Hay que reconocer que la sólida y profesional Administración de las Cortes Generales, servida, a pesar de lo que se refleja normalmente en los medios de comunicación social, no solo por los letrados de las Cortes Generales, sino también por otros prestigiosos cuerpos de funcionarios, ha sufrido duros golpes desde que comenzó esta legislatura. Resulta preocupante, además, que estos golpes los haya soportado tanto en el Congreso de los Diputados como en el Senado, como si un desliz inicial vulnerador del respeto a las apariencias y más de una torpeza posterior en una Cámara tuvieran que ser contrarrestados con otras actuaciones de parecidas características en la otra.

El resultado de todo esto es muy negativo y ha trascendido con intensidad a los medios de comunicación social de toda clase. Hemos asistido a hechos inconcebibles no hace demasiado tiempo. Las hirientes menciones descalificadoras personales y profesionales referidas a quien encabeza la Secretaría General del Congreso de los Diputados, un importante informe de ciertos letrados del Senado poniendo en cuestión otro de compañeros del Congreso, la querella de un grupo parlamentario contra quien está al frente de la Administración del Congreso, los movimientos bastantes extraños de letrados de una Cámara a otra, la funesta tendencia de achacar la condición política de derechas o de izquierdas a algunos funcionarios con responsabilidades administrativas de primera línea, las inoportunas declaraciones de prestigiosos letrados de distinto signo… por solo aludir a algunos de los hechos adversos, son todas ellas muestras de hasta dónde ha calado «el conflicto institucional múltiple» y sus efectos perniciosos desconocidos en el pasado, al menos con la intensidad y frecuencia con las que nos topamos hoy.

La pregunta que me viene a la pluma es si estamos ante un mal irremediable o el problema puede aliviarse y volver al mayor respeto a las esencias imparciales y profesionales que han caracterizado tradicionalmente a la Administración parlamentaria bicentenaria que sirve al Congreso y al Senado.
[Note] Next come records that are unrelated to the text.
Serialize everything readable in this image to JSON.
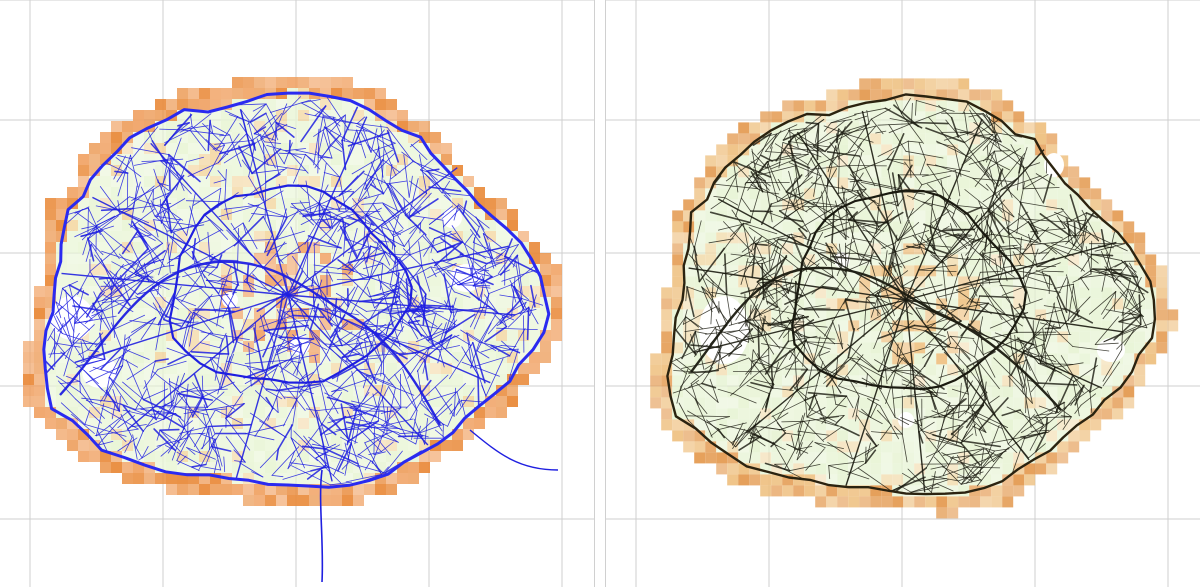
{
  "maps": [
    {
      "id": "left",
      "description_of_style": "street network overlay with density heat cells",
      "network_color": "#1f1fe0",
      "ring_color": "#2a2af0",
      "heat_colors": [
        "#e8f5d4",
        "#f3d6a0",
        "#f0a060",
        "#e98a3a"
      ],
      "show_grid": true
    },
    {
      "id": "right",
      "description_of_style": "street network overlay with density heat cells",
      "network_color": "#1a1a10",
      "ring_color": "#2b2310",
      "heat_colors": [
        "#e6f3d2",
        "#f2dcae",
        "#eebf7e",
        "#e49b52"
      ],
      "show_grid": true
    }
  ],
  "grid": {
    "color": "#cfcfcf"
  }
}
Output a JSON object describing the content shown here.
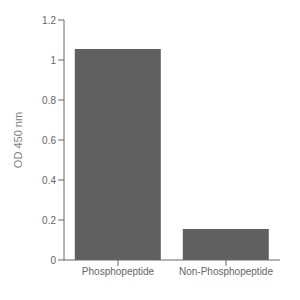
{
  "chart_data": {
    "type": "bar",
    "categories": [
      "Phosphopeptide",
      "Non-Phosphopeptide"
    ],
    "values": [
      1.055,
      0.155
    ],
    "color": "#606060",
    "ylabel": "OD 450 nm",
    "ylim": [
      0,
      1.2
    ],
    "yticks": [
      0,
      0.2,
      0.4,
      0.6,
      0.8,
      1,
      1.2
    ],
    "grid": false
  }
}
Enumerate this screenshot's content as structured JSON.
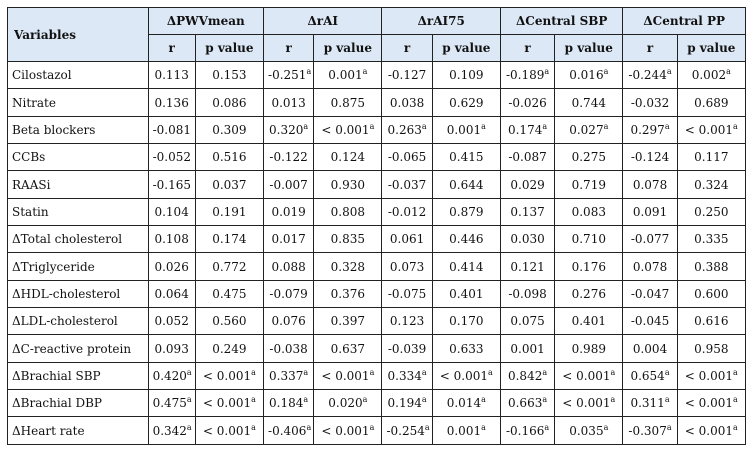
{
  "table": {
    "variables_label": "Variables",
    "groups": [
      "ΔPWVmean",
      "ΔrAI",
      "ΔrAI75",
      "ΔCentral SBP",
      "ΔCentral PP"
    ],
    "sub_r": "r",
    "sub_p": "p value",
    "rows": [
      {
        "name": "Cilostazol",
        "cells": [
          [
            "0.113",
            ""
          ],
          [
            "0.153",
            ""
          ],
          [
            "-0.251",
            "a"
          ],
          [
            "0.001",
            "a"
          ],
          [
            "-0.127",
            ""
          ],
          [
            "0.109",
            ""
          ],
          [
            "-0.189",
            "a"
          ],
          [
            "0.016",
            "a"
          ],
          [
            "-0.244",
            "a"
          ],
          [
            "0.002",
            "a"
          ]
        ]
      },
      {
        "name": "Nitrate",
        "cells": [
          [
            "0.136",
            ""
          ],
          [
            "0.086",
            ""
          ],
          [
            "0.013",
            ""
          ],
          [
            "0.875",
            ""
          ],
          [
            "0.038",
            ""
          ],
          [
            "0.629",
            ""
          ],
          [
            "-0.026",
            ""
          ],
          [
            "0.744",
            ""
          ],
          [
            "-0.032",
            ""
          ],
          [
            "0.689",
            ""
          ]
        ]
      },
      {
        "name": "Beta blockers",
        "cells": [
          [
            "-0.081",
            ""
          ],
          [
            "0.309",
            ""
          ],
          [
            "0.320",
            "a"
          ],
          [
            "< 0.001",
            "a"
          ],
          [
            "0.263",
            "a"
          ],
          [
            "0.001",
            "a"
          ],
          [
            "0.174",
            "a"
          ],
          [
            "0.027",
            "a"
          ],
          [
            "0.297",
            "a"
          ],
          [
            "< 0.001",
            "a"
          ]
        ]
      },
      {
        "name": "CCBs",
        "cells": [
          [
            "-0.052",
            ""
          ],
          [
            "0.516",
            ""
          ],
          [
            "-0.122",
            ""
          ],
          [
            "0.124",
            ""
          ],
          [
            "-0.065",
            ""
          ],
          [
            "0.415",
            ""
          ],
          [
            "-0.087",
            ""
          ],
          [
            "0.275",
            ""
          ],
          [
            "-0.124",
            ""
          ],
          [
            "0.117",
            ""
          ]
        ]
      },
      {
        "name": "RAASi",
        "cells": [
          [
            "-0.165",
            ""
          ],
          [
            "0.037",
            ""
          ],
          [
            "-0.007",
            ""
          ],
          [
            "0.930",
            ""
          ],
          [
            "-0.037",
            ""
          ],
          [
            "0.644",
            ""
          ],
          [
            "0.029",
            ""
          ],
          [
            "0.719",
            ""
          ],
          [
            "0.078",
            ""
          ],
          [
            "0.324",
            ""
          ]
        ]
      },
      {
        "name": "Statin",
        "cells": [
          [
            "0.104",
            ""
          ],
          [
            "0.191",
            ""
          ],
          [
            "0.019",
            ""
          ],
          [
            "0.808",
            ""
          ],
          [
            "-0.012",
            ""
          ],
          [
            "0.879",
            ""
          ],
          [
            "0.137",
            ""
          ],
          [
            "0.083",
            ""
          ],
          [
            "0.091",
            ""
          ],
          [
            "0.250",
            ""
          ]
        ]
      },
      {
        "name": "ΔTotal cholesterol",
        "cells": [
          [
            "0.108",
            ""
          ],
          [
            "0.174",
            ""
          ],
          [
            "0.017",
            ""
          ],
          [
            "0.835",
            ""
          ],
          [
            "0.061",
            ""
          ],
          [
            "0.446",
            ""
          ],
          [
            "0.030",
            ""
          ],
          [
            "0.710",
            ""
          ],
          [
            "-0.077",
            ""
          ],
          [
            "0.335",
            ""
          ]
        ]
      },
      {
        "name": "ΔTriglyceride",
        "cells": [
          [
            "0.026",
            ""
          ],
          [
            "0.772",
            ""
          ],
          [
            "0.088",
            ""
          ],
          [
            "0.328",
            ""
          ],
          [
            "0.073",
            ""
          ],
          [
            "0.414",
            ""
          ],
          [
            "0.121",
            ""
          ],
          [
            "0.176",
            ""
          ],
          [
            "0.078",
            ""
          ],
          [
            "0.388",
            ""
          ]
        ]
      },
      {
        "name": "ΔHDL-cholesterol",
        "cells": [
          [
            "0.064",
            ""
          ],
          [
            "0.475",
            ""
          ],
          [
            "-0.079",
            ""
          ],
          [
            "0.376",
            ""
          ],
          [
            "-0.075",
            ""
          ],
          [
            "0.401",
            ""
          ],
          [
            "-0.098",
            ""
          ],
          [
            "0.276",
            ""
          ],
          [
            "-0.047",
            ""
          ],
          [
            "0.600",
            ""
          ]
        ]
      },
      {
        "name": "ΔLDL-cholesterol",
        "cells": [
          [
            "0.052",
            ""
          ],
          [
            "0.560",
            ""
          ],
          [
            "0.076",
            ""
          ],
          [
            "0.397",
            ""
          ],
          [
            "0.123",
            ""
          ],
          [
            "0.170",
            ""
          ],
          [
            "0.075",
            ""
          ],
          [
            "0.401",
            ""
          ],
          [
            "-0.045",
            ""
          ],
          [
            "0.616",
            ""
          ]
        ]
      },
      {
        "name": "ΔC-reactive protein",
        "cells": [
          [
            "0.093",
            ""
          ],
          [
            "0.249",
            ""
          ],
          [
            "-0.038",
            ""
          ],
          [
            "0.637",
            ""
          ],
          [
            "-0.039",
            ""
          ],
          [
            "0.633",
            ""
          ],
          [
            "0.001",
            ""
          ],
          [
            "0.989",
            ""
          ],
          [
            "0.004",
            ""
          ],
          [
            "0.958",
            ""
          ]
        ]
      },
      {
        "name": "ΔBrachial SBP",
        "cells": [
          [
            "0.420",
            "a"
          ],
          [
            "< 0.001",
            "a"
          ],
          [
            "0.337",
            "a"
          ],
          [
            "< 0.001",
            "a"
          ],
          [
            "0.334",
            "a"
          ],
          [
            "< 0.001",
            "a"
          ],
          [
            "0.842",
            "a"
          ],
          [
            "< 0.001",
            "a"
          ],
          [
            "0.654",
            "a"
          ],
          [
            "< 0.001",
            "a"
          ]
        ]
      },
      {
        "name": "ΔBrachial DBP",
        "cells": [
          [
            "0.475",
            "a"
          ],
          [
            "< 0.001",
            "a"
          ],
          [
            "0.184",
            "a"
          ],
          [
            "0.020",
            "a"
          ],
          [
            "0.194",
            "a"
          ],
          [
            "0.014",
            "a"
          ],
          [
            "0.663",
            "a"
          ],
          [
            "< 0.001",
            "a"
          ],
          [
            "0.311",
            "a"
          ],
          [
            "< 0.001",
            "a"
          ]
        ]
      },
      {
        "name": "ΔHeart rate",
        "cells": [
          [
            "0.342",
            "a"
          ],
          [
            "< 0.001",
            "a"
          ],
          [
            "-0.406",
            "a"
          ],
          [
            "< 0.001",
            "a"
          ],
          [
            "-0.254",
            "a"
          ],
          [
            "0.001",
            "a"
          ],
          [
            "-0.166",
            "a"
          ],
          [
            "0.035",
            "a"
          ],
          [
            "-0.307",
            "a"
          ],
          [
            "< 0.001",
            "a"
          ]
        ]
      }
    ]
  }
}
Entiendo que el mal que unos y otros han asestado al corazón de órganos parlamentarios auxiliares tan fundamentales es grave, pero me resisto a creer que es irremediable y me aferro a considerarlo enmendable o, al menos, suavizable. Por el lado de los políticos, es hora de que alejen su foco de atención partidista de las secretarías generales de las Cámaras y de que se olviden de utilizarlas políticamente. Con respecto a los funcionarios parlamentarios, sobre todo en su más alto escalón, confío en que su sólida formación jurídica, su debida entrega al Estado de derecho, el peso de una tradición bicentenaria y la experiencia que les debe proporcionar cintura habilidosa para no verse arrastrados al terreno político ayuden a enderezar pausada y paulatinamente la mala situación a la que se ha llegado. A todo eso habría que sumar una mejor coordinación de las labores de ambas secretarías generales y la mejora en el necesario apoyo mutuo para conseguir no ser utilizadas con fines político-partidistas. Estas medidas y otras impropias de un artículo periodístico aliviarían el problema. El tiempo, además, pasará, otras personas menos marcadas por la etapa actual llegarán y todo ello contribuirá a que las secretarías generales del Congreso de los Diputados y del Senado reencuentren más el cauce que les es propio.